The governing thesis, then, is that the problem with man and society is not sin, but lack of knowledge. As science brings us more tools and advances technology for the advancement of knowledge, no true advancement is made because the use of that advance devolves quickly to the lowest common denominator. A good example is the internet, it's public access started out and still is a primary medium for the dissemination of p0rnography. In turn science advances us to an ever increasing baseness of animal man. What once was limited to the seedy back alleys of run down slums, is now accessible in an instant from any of our home computers, and this is presented as freedom and advancement. It is a stark contrast to the development of the printing press for the dissemination of the Word of God, in what they call the "dark ages."

They have replaced man created in the image of God with rational man, at the same time they undermine man's rationality by reducing him to an animal and product of evolution.

When we adopted the premise of naturalistic science we abandoned a belief in the harmony of interests under God's Providence and Predestinating Grace. A dog eat dog world has arisen presupposed upon a conflict of interests called "survival of the fittest." But then it becomes wrong for the fittest to make extinct the spotted owl or the snail darter minnow, and man must act to save the environment, or else man may become extinct as well. We all go to work each day, in an economy presupposed upon this conflict of interests, and as we clock in or show up, we echo the salute of the Gladiators of old, "Hail Caesar, we who are about to die, Salute you!", in the new Coliseum.
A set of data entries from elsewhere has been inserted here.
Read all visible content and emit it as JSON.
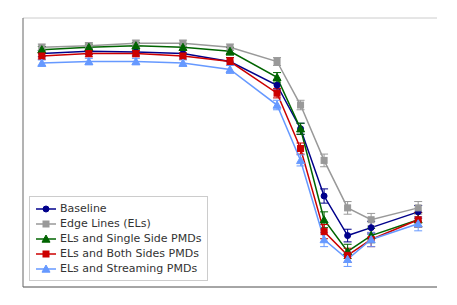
{
  "chart_data": {
    "type": "line",
    "x": [
      1200,
      1000,
      800,
      600,
      400,
      200,
      100,
      0,
      -100,
      -200,
      -400
    ],
    "series": [
      {
        "name": "Baseline",
        "color": "#00008B",
        "marker": "circle",
        "values": [
          56.5,
          56.8,
          56.7,
          56.5,
          55.5,
          52.5,
          47.0,
          38.5,
          33.5,
          34.5,
          36.5
        ],
        "yerr": [
          0.4,
          0.4,
          0.4,
          0.4,
          0.5,
          0.6,
          0.7,
          0.9,
          0.8,
          0.8,
          0.8
        ]
      },
      {
        "name": "Edge Lines (ELs)",
        "color": "#999999",
        "marker": "square",
        "values": [
          57.3,
          57.5,
          57.8,
          57.8,
          57.3,
          55.5,
          50.0,
          43.0,
          37.0,
          35.5,
          37.0
        ],
        "yerr": [
          0.4,
          0.4,
          0.4,
          0.4,
          0.4,
          0.5,
          0.6,
          0.8,
          0.8,
          0.8,
          0.8
        ]
      },
      {
        "name": "ELs and Single Side PMDs",
        "color": "#006400",
        "marker": "triangle",
        "values": [
          57.0,
          57.3,
          57.5,
          57.3,
          56.8,
          53.5,
          47.0,
          35.5,
          31.5,
          33.5,
          35.5
        ],
        "yerr": [
          0.4,
          0.4,
          0.4,
          0.4,
          0.5,
          0.6,
          0.7,
          1.0,
          0.9,
          0.9,
          0.9
        ]
      },
      {
        "name": "ELs and Both Sides PMDs",
        "color": "#CC0000",
        "marker": "square",
        "values": [
          56.2,
          56.5,
          56.5,
          56.2,
          55.5,
          51.5,
          44.5,
          34.0,
          31.0,
          33.0,
          35.5
        ],
        "yerr": [
          0.4,
          0.4,
          0.4,
          0.4,
          0.5,
          0.6,
          0.7,
          0.9,
          0.9,
          0.9,
          0.9
        ]
      },
      {
        "name": "ELs and Streaming PMDs",
        "color": "#6699FF",
        "marker": "triangle",
        "values": [
          55.3,
          55.5,
          55.5,
          55.3,
          54.5,
          50.0,
          43.0,
          33.0,
          30.5,
          33.0,
          35.0
        ],
        "yerr": [
          0.4,
          0.4,
          0.4,
          0.4,
          0.5,
          0.6,
          0.7,
          0.9,
          0.9,
          0.9,
          0.9
        ]
      }
    ],
    "xlim": [
      1280,
      -480
    ],
    "xticks": [],
    "ylim": [
      27,
      61
    ],
    "yticks": [
      30,
      35,
      40,
      45,
      50,
      55,
      60
    ],
    "grid": "y",
    "legend": "lower left",
    "tick_labels": false
  }
}
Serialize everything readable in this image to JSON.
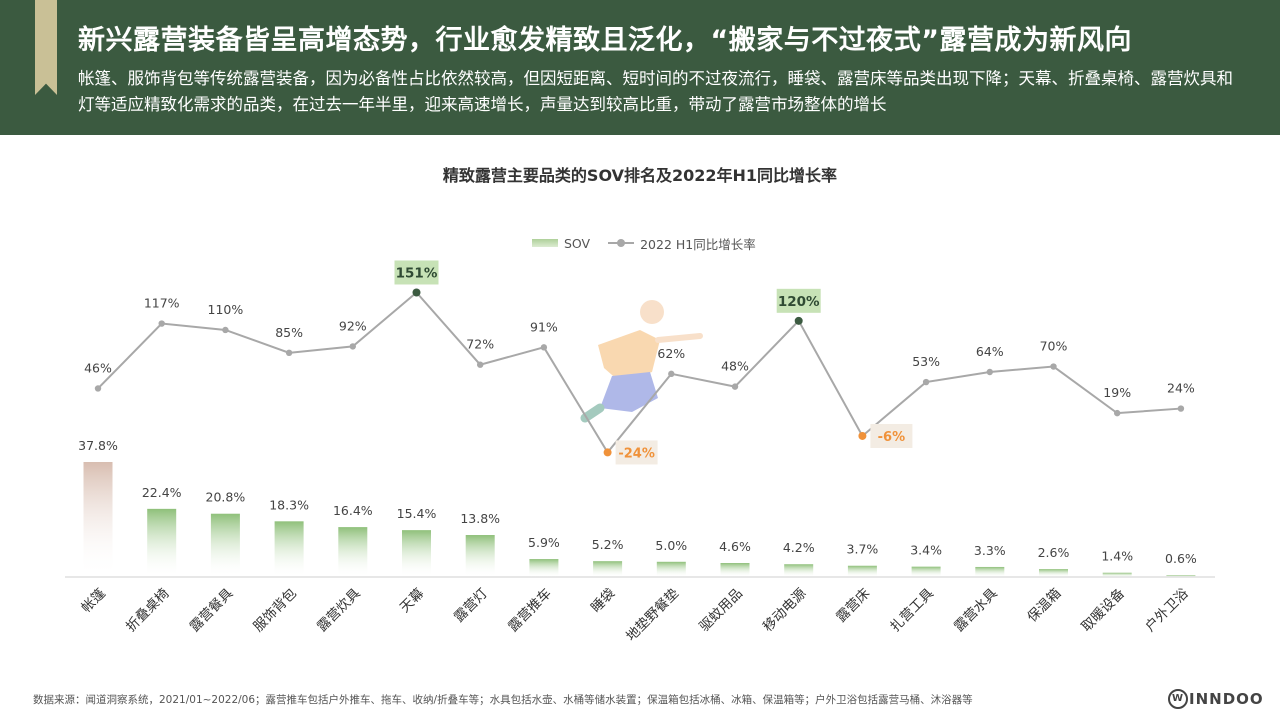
{
  "header": {
    "title": "新兴露营装备皆呈高增态势，行业愈发精致且泛化，“搬家与不过夜式”露营成为新风向",
    "subtitle": "帐篷、服饰背包等传统露营装备，因为必备性占比依然较高，但因短距离、短时间的不过夜流行，睡袋、露营床等品类出现下降；天幕、折叠桌椅、露营炊具和灯等适应精致化需求的品类，在过去一年半里，迎来高速增长，声量达到较高比重，带动了露营市场整体的增长"
  },
  "legend": {
    "sov": "SOV",
    "growth": "2022 H1同比增长率"
  },
  "chart_data": {
    "type": "bar",
    "title": "精致露营主要品类的SOV排名及2022年H1同比增长率",
    "categories": [
      "帐篷",
      "折叠桌椅",
      "露营餐具",
      "服饰背包",
      "露营炊具",
      "天幕",
      "露营灯",
      "露营推车",
      "睡袋",
      "地垫野餐垫",
      "驱蚊用品",
      "移动电源",
      "露营床",
      "扎营工具",
      "露营水具",
      "保温箱",
      "取暖设备",
      "户外卫浴"
    ],
    "series": [
      {
        "name": "SOV",
        "type": "bar",
        "values": [
          37.8,
          22.4,
          20.8,
          18.3,
          16.4,
          15.4,
          13.8,
          5.9,
          5.2,
          5.0,
          4.6,
          4.2,
          3.7,
          3.4,
          3.3,
          2.6,
          1.4,
          0.6
        ],
        "labels": [
          "37.8%",
          "22.4%",
          "20.8%",
          "18.3%",
          "16.4%",
          "15.4%",
          "13.8%",
          "5.9%",
          "5.2%",
          "5.0%",
          "4.6%",
          "4.2%",
          "3.7%",
          "3.4%",
          "3.3%",
          "2.6%",
          "1.4%",
          "0.6%"
        ],
        "color": "#8fc07a",
        "highlight_color": "#d8bdb0"
      },
      {
        "name": "2022 H1同比增长率",
        "type": "line",
        "values": [
          46,
          117,
          110,
          85,
          92,
          151,
          72,
          91,
          -24,
          62,
          48,
          120,
          -6,
          53,
          64,
          70,
          19,
          24
        ],
        "labels": [
          "46%",
          "117%",
          "110%",
          "85%",
          "92%",
          "151%",
          "72%",
          "91%",
          "-24%",
          "62%",
          "48%",
          "120%",
          "-6%",
          "53%",
          "64%",
          "70%",
          "19%",
          "24%"
        ],
        "color": "#a8a8a8",
        "highlight_high_color": "#3b5a40",
        "highlight_high_bg": "#c7e2b6",
        "highlight_low_color": "#f0923a",
        "highlight_low_bg": "#f3ece3"
      }
    ],
    "highlighted_high": [
      5,
      11
    ],
    "highlighted_low": [
      8,
      12
    ],
    "bar_ylim": [
      0,
      40
    ],
    "line_ylim": [
      -50,
      170
    ]
  },
  "footer": {
    "source": "数据来源：闻道洞察系统，2021/01~2022/06；露营推车包括户外推车、拖车、收纳/折叠车等；水具包括水壶、水桶等储水装置；保温箱包括冰桶、冰箱、保温箱等；户外卫浴包括露营马桶、沐浴器等",
    "logo": "INNDOO",
    "logo_mark": "W"
  }
}
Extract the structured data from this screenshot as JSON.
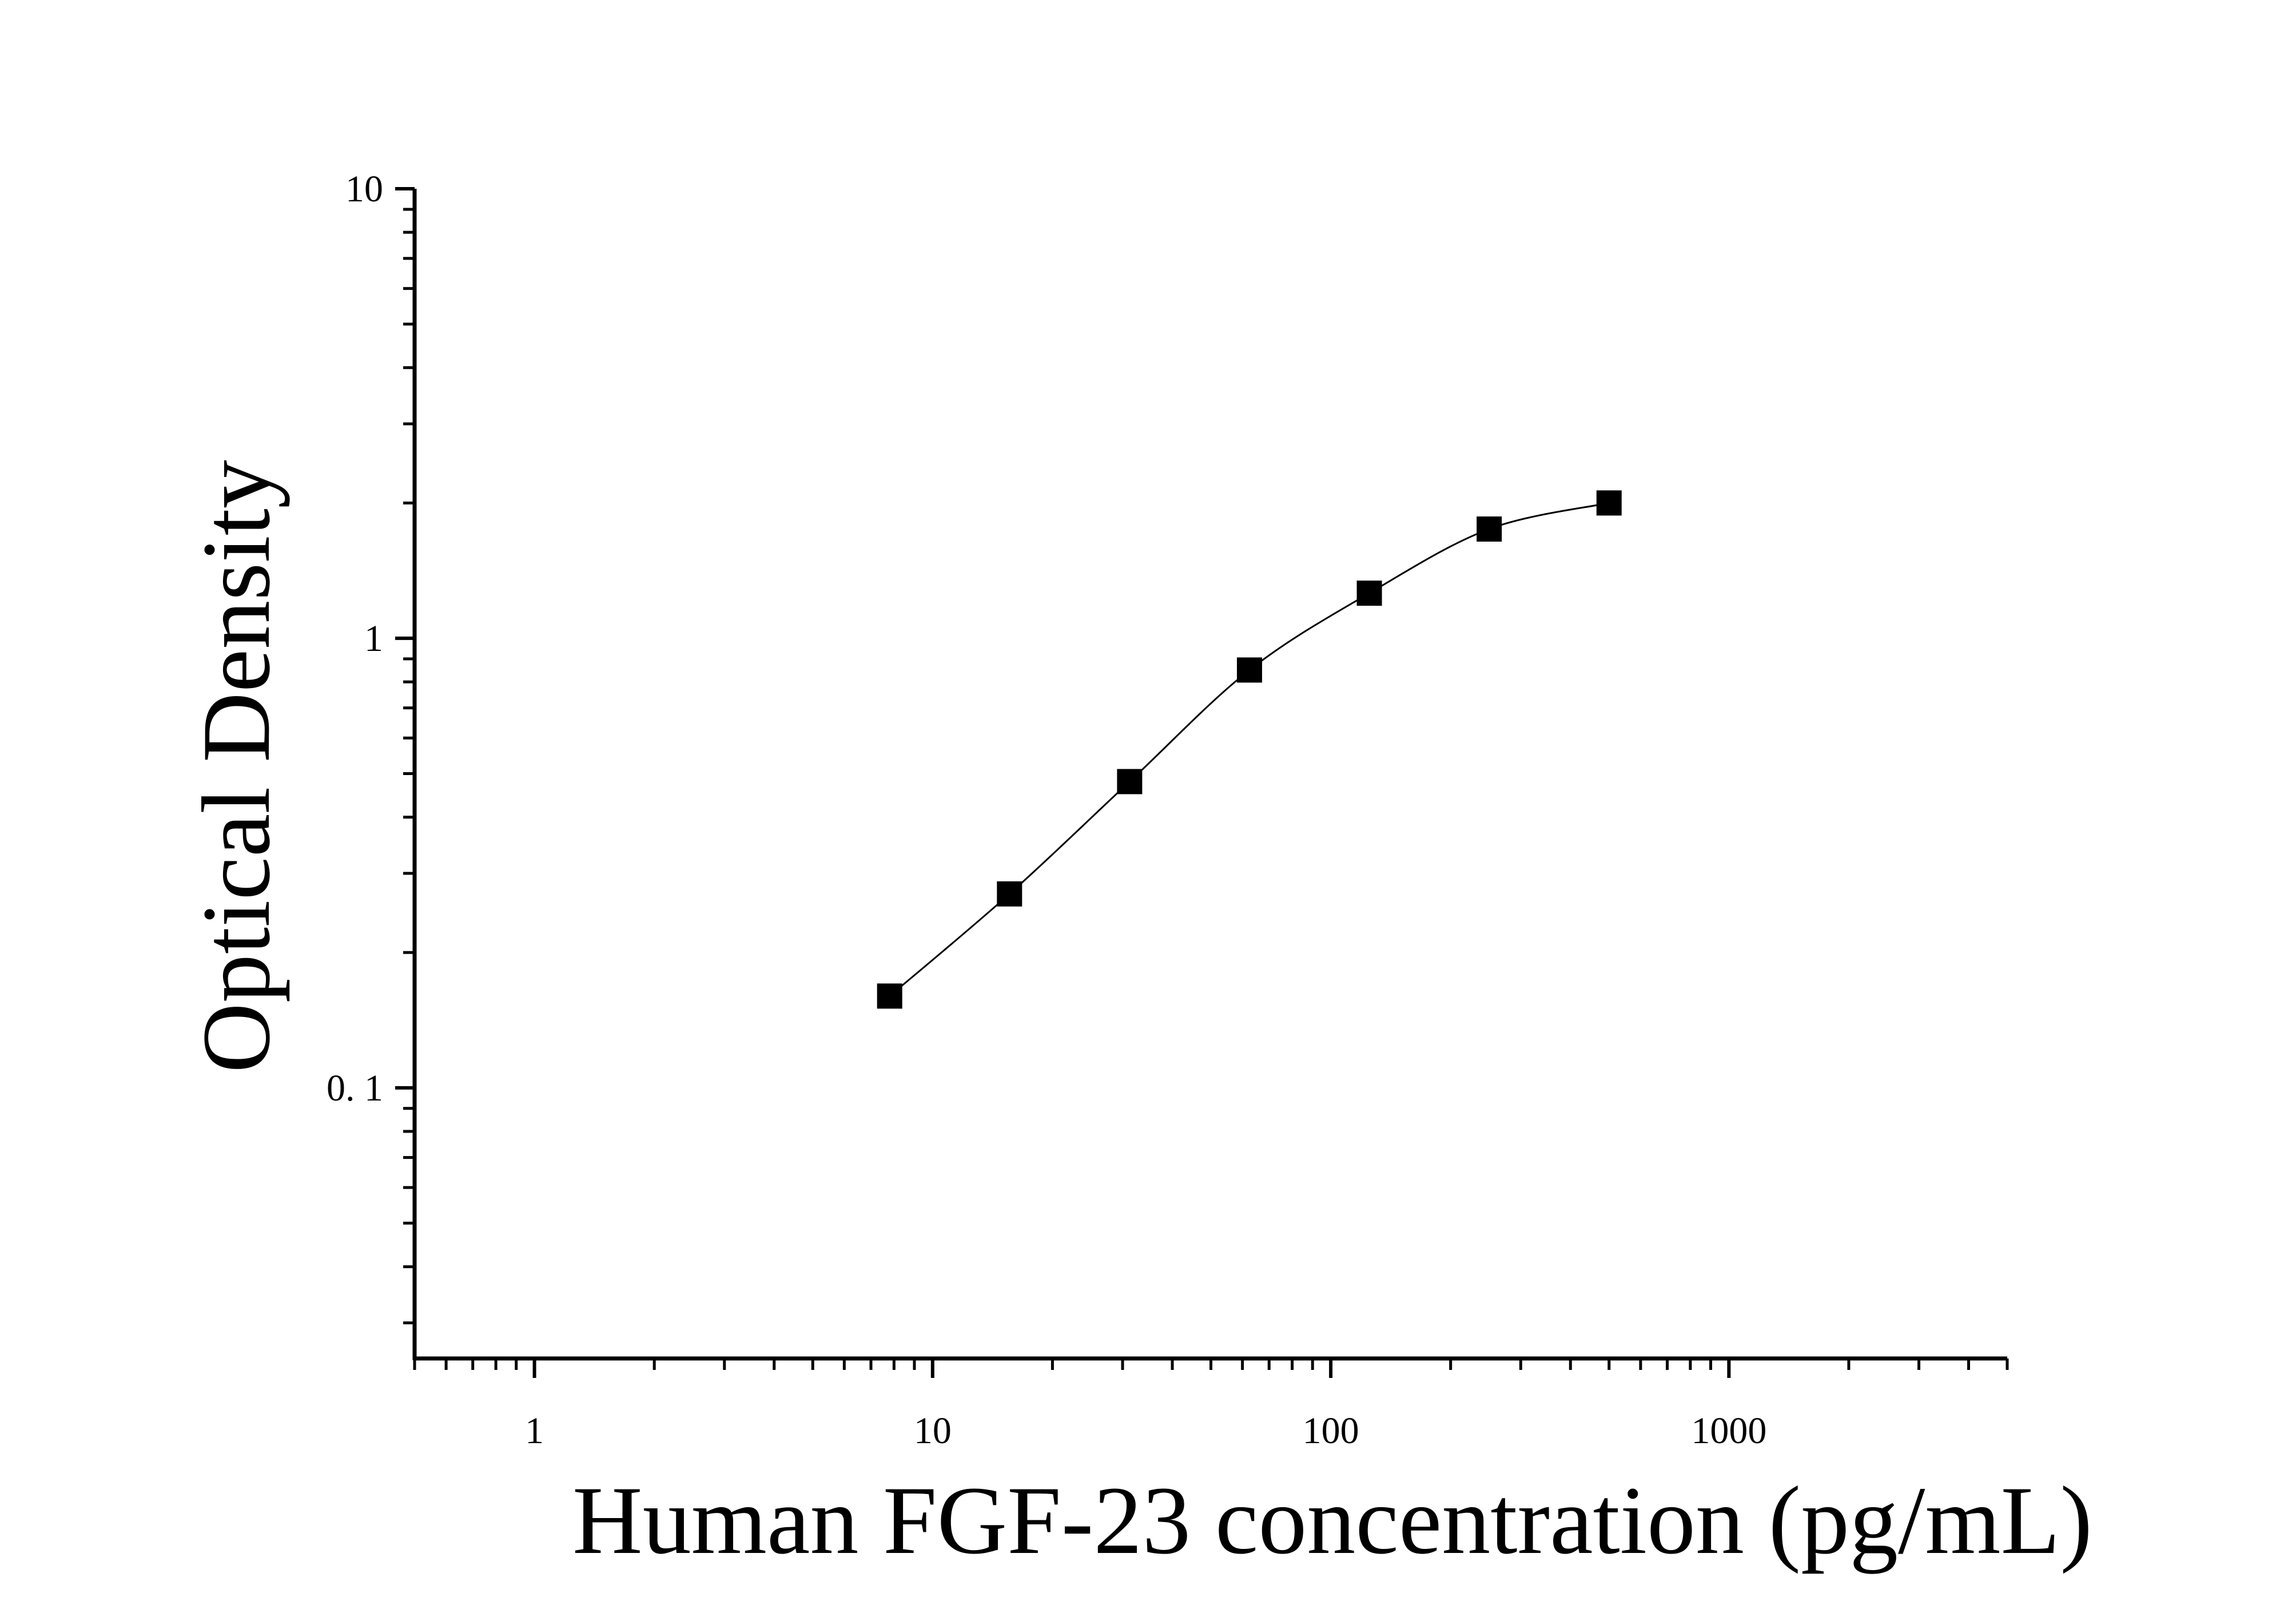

Starting upon the rationalistic premise that man is indeed his own god, and then evidentially discovering time and again that he is not, he fully embraces irrationalism to maintain the a priori assertion. Man as his own god defines his own reality and create facts in the very definition of facts. Civility is rapidly eroding in our country, and in the Church, because it requires a recognition of social obligations, a conscientious recognition that there is more to the world than our own feelings and annoyances. Descartes, "I think therefore I am," becomes, "I feel therefore I am," and finally "I rebel therefore I exist."

Scientific naturalism's rationalistic paradigm collapses on itself and ends in irrationalism because man's autonomous reason ends up with nothing except itself.

Cordially,

Thomas


----------



## sotzo (Dec 13, 2007)

Thomas2007 said:


> Dear Curt,
> 
> Timely question, as I was just working through some study on this last evening.
> 
> ...




Good stuff...let's say the rejoinder to your comments from the naturalist camp is as follows:

"You say that rationalism is not enough, that revelation is needed to make sense of reality. Yet you bring rationality with you to the interpretation of your holy text. Do you set rationality aside when you interpret your text? No, because you cannot escape the subjective "you" in order to read and interpret the revelation. Hence, even if one assumes revelation as a valid means of knowing, that revelation is impotent without rationality. Ergo, rationality is prior to revelation."

What would be your response?


----------